Boston, MA 05/09/2014 (wallstreetpr) – Mitel Networks Corporation (NASDAQ:MITL) is surging in the market after making impressive traction in the first quarter in the cloud business, seen by solid revenue performance. The company added an additional 21,000 recurring cloud revenue seats into its business in the quarter, representing a 73% growth on a year over year basis.
Smooth transition has been experienced in the incorporation of the newly acquired Aastra. The company recognizes it has achieved significant supply chain efficiencies with the new acquisition that has allowed it revise its own synergy target to $75 from $ 50 million.
Business Highlights in Q1
In addition to the acquisition of Aastra, Mitel Networks Corporation (NASDAQ:MITL) acquired Telepo a provider for cloud solutions in Europe, as well as the acquisition of a contact call center recording supplier OAISYS. This essentially broadens the company’s technological capabilities. The acquisition of OAISYS is expected to provide call recording and analytics capabilities that can be used in regulatory compliance as well as quality monitoring purposes.
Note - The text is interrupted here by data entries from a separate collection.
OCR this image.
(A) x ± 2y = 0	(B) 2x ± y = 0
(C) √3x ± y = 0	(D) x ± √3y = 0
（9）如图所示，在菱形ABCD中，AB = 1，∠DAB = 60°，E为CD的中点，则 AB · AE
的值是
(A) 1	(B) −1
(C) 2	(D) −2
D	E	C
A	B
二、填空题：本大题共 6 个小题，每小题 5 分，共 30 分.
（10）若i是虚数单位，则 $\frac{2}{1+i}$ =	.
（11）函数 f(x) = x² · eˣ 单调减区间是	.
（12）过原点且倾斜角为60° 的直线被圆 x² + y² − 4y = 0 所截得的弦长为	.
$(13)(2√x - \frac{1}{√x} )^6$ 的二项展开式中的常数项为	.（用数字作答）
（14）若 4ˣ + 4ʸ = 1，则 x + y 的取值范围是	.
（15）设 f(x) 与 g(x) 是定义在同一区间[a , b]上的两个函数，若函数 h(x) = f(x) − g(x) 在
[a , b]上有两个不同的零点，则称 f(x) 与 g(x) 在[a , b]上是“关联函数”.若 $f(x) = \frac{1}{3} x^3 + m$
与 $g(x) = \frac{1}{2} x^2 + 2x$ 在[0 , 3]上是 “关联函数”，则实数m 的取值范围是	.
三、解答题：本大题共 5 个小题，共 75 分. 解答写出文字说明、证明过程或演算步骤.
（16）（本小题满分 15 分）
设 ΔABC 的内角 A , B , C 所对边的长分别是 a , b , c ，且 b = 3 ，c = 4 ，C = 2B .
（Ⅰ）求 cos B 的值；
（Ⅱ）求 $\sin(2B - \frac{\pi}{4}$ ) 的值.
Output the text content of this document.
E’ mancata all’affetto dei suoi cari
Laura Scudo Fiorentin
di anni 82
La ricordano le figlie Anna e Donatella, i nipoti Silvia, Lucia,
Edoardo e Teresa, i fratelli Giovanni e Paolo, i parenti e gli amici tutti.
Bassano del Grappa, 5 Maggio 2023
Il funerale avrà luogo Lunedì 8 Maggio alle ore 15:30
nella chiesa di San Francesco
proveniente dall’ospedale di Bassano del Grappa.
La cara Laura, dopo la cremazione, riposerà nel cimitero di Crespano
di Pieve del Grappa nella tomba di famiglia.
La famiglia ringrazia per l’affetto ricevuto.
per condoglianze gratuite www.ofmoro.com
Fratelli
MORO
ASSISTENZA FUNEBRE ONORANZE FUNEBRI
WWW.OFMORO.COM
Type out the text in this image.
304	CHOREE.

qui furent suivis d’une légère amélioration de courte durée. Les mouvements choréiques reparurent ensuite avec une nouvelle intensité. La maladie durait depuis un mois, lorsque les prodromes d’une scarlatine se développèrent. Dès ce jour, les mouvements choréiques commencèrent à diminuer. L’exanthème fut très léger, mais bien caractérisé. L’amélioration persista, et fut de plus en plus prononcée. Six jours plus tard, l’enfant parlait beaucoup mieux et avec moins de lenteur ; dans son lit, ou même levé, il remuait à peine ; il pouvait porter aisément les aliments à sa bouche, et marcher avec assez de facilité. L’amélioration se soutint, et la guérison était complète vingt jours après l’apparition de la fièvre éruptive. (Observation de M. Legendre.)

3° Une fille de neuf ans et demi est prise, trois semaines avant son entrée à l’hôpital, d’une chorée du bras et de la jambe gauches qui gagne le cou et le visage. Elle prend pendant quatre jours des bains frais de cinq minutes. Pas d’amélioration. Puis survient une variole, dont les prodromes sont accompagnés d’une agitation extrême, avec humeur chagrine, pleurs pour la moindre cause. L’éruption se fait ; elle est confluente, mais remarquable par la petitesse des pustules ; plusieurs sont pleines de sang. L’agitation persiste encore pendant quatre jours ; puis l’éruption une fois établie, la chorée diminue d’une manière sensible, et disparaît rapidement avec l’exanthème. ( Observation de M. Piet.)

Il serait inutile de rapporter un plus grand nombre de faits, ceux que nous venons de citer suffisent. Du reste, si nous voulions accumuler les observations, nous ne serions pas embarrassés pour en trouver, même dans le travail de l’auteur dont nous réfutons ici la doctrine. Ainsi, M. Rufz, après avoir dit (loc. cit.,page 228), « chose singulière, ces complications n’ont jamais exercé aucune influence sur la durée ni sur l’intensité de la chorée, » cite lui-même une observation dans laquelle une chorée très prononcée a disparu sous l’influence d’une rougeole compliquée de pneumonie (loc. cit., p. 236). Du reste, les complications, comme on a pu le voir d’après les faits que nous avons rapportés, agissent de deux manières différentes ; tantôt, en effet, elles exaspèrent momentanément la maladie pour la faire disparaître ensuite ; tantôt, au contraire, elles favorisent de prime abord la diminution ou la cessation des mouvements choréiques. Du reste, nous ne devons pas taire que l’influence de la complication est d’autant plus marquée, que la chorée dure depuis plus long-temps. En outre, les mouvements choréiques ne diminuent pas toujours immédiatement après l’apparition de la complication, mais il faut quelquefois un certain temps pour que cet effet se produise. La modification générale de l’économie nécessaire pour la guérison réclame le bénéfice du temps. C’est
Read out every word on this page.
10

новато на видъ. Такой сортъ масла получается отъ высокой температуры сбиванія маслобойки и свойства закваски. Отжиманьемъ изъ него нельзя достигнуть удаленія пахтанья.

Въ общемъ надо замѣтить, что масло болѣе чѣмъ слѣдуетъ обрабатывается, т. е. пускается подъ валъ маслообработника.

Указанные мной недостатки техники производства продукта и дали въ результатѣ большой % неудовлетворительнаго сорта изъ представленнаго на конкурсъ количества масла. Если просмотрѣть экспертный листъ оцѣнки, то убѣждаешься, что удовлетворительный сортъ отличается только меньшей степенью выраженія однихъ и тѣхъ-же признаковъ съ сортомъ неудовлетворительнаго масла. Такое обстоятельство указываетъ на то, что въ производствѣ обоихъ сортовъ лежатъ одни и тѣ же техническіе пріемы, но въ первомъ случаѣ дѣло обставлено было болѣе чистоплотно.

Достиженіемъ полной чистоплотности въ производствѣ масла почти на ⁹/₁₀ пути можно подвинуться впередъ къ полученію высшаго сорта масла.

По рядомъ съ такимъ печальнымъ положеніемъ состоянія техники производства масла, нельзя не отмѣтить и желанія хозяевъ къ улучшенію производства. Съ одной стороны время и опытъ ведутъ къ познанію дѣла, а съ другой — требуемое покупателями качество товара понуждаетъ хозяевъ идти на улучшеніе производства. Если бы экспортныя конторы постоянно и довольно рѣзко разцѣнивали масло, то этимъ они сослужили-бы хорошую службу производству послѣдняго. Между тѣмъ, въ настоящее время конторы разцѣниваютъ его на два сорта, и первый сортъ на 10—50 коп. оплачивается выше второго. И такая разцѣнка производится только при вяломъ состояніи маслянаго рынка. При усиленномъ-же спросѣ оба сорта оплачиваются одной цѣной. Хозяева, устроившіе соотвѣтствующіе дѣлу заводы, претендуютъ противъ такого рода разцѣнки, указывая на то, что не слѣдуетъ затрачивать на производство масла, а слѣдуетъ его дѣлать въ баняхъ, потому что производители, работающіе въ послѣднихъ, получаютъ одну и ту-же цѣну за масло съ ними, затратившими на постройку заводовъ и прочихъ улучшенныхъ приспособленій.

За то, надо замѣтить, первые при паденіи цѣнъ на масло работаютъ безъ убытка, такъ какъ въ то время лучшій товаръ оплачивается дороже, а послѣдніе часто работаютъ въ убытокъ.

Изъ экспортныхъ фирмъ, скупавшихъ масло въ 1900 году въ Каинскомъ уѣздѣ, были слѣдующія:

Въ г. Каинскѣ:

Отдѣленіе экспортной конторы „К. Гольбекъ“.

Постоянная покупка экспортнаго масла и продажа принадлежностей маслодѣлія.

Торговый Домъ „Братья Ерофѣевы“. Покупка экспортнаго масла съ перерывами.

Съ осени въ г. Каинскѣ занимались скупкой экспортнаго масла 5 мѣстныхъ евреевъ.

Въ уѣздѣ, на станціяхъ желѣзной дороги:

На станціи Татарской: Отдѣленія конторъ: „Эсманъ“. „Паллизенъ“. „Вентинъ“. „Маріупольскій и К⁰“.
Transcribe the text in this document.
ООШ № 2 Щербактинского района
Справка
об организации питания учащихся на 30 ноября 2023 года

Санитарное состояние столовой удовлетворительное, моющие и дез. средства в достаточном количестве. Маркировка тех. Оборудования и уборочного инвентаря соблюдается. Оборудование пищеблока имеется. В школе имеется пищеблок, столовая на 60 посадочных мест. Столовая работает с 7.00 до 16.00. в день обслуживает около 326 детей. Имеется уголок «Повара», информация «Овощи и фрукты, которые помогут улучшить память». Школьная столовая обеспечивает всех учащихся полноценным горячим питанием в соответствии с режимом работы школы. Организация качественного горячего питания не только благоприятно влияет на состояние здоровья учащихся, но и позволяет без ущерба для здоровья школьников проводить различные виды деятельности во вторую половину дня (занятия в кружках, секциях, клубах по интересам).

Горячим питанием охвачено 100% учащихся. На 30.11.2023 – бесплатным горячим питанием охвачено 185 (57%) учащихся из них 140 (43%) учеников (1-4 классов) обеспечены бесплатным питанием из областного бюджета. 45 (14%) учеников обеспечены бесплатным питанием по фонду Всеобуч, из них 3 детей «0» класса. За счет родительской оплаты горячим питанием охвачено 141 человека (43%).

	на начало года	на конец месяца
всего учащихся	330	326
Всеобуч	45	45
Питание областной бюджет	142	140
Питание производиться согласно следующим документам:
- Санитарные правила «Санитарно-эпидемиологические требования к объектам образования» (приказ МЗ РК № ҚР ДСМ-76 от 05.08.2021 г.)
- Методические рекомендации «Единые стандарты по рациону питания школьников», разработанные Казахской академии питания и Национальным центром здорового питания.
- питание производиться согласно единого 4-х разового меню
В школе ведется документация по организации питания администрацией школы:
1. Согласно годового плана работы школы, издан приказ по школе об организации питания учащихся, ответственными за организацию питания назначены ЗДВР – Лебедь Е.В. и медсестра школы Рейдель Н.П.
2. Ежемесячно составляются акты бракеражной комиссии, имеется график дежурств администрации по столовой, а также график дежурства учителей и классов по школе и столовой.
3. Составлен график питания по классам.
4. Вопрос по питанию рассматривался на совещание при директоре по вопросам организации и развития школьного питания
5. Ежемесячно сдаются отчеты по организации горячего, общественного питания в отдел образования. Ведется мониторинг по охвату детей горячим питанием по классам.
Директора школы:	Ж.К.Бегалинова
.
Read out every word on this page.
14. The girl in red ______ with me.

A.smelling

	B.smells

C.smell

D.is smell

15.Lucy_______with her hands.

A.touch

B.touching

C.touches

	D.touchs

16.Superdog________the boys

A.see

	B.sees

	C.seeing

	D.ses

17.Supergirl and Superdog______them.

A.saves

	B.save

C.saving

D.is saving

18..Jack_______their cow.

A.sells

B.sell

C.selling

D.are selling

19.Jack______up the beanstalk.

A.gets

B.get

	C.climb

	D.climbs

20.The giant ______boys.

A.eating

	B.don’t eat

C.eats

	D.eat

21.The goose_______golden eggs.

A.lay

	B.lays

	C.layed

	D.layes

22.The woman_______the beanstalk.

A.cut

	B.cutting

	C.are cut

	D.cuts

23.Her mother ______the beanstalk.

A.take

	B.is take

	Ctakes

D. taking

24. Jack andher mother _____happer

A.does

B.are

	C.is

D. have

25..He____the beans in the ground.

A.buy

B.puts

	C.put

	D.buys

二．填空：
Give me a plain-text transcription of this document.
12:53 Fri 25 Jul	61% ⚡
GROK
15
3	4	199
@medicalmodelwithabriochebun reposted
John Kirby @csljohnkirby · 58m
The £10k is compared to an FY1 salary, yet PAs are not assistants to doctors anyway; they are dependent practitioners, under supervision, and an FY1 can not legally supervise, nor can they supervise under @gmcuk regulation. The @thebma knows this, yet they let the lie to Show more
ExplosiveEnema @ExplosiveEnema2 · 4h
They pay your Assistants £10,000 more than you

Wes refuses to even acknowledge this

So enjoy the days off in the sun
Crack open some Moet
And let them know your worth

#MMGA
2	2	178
During the quarter, Mitel Networks Corporation (NASDAQ:MITL) launched MiCloud Enterprise UCaaS for partners seeking to offer communication’s solutions via the cloud. MiCloud has been developed to enable partners offer white label solutions, reliably and affordably over the cloud. The solution connects businesses, employees and customers with communication’s channels designed to boost productivity while also boosting collaboration. MiCloud has been built on Mitel’s software based cloud communications portfolio.
Financial highlights
Total revenue for the quarter was up by 69% to an all-time high of $241.5 million, primarily aided by the acquisition of Aastra that contributed a total of $89.3 million in revenue. Acquisition of Aastra consequently affected the company’s Gross margins which dropped from 53.6% to 56.5%. Debt retirement costs, on the other hand, caused Mitel Net loss to surge to a high of $13.6 million up from $1.7 million.
Adjusted EBITDA for the quarter surged to $35.6 million compared to $23million reported a year ago same period due to EBITDA earnings from the acquisition of Aastra and the legacy Mitel Business. Operating cash flow for the year improved to $26.8 million up from $9.7 million as of March 2013. Cash and cash equivalents as of March stood at $136 million.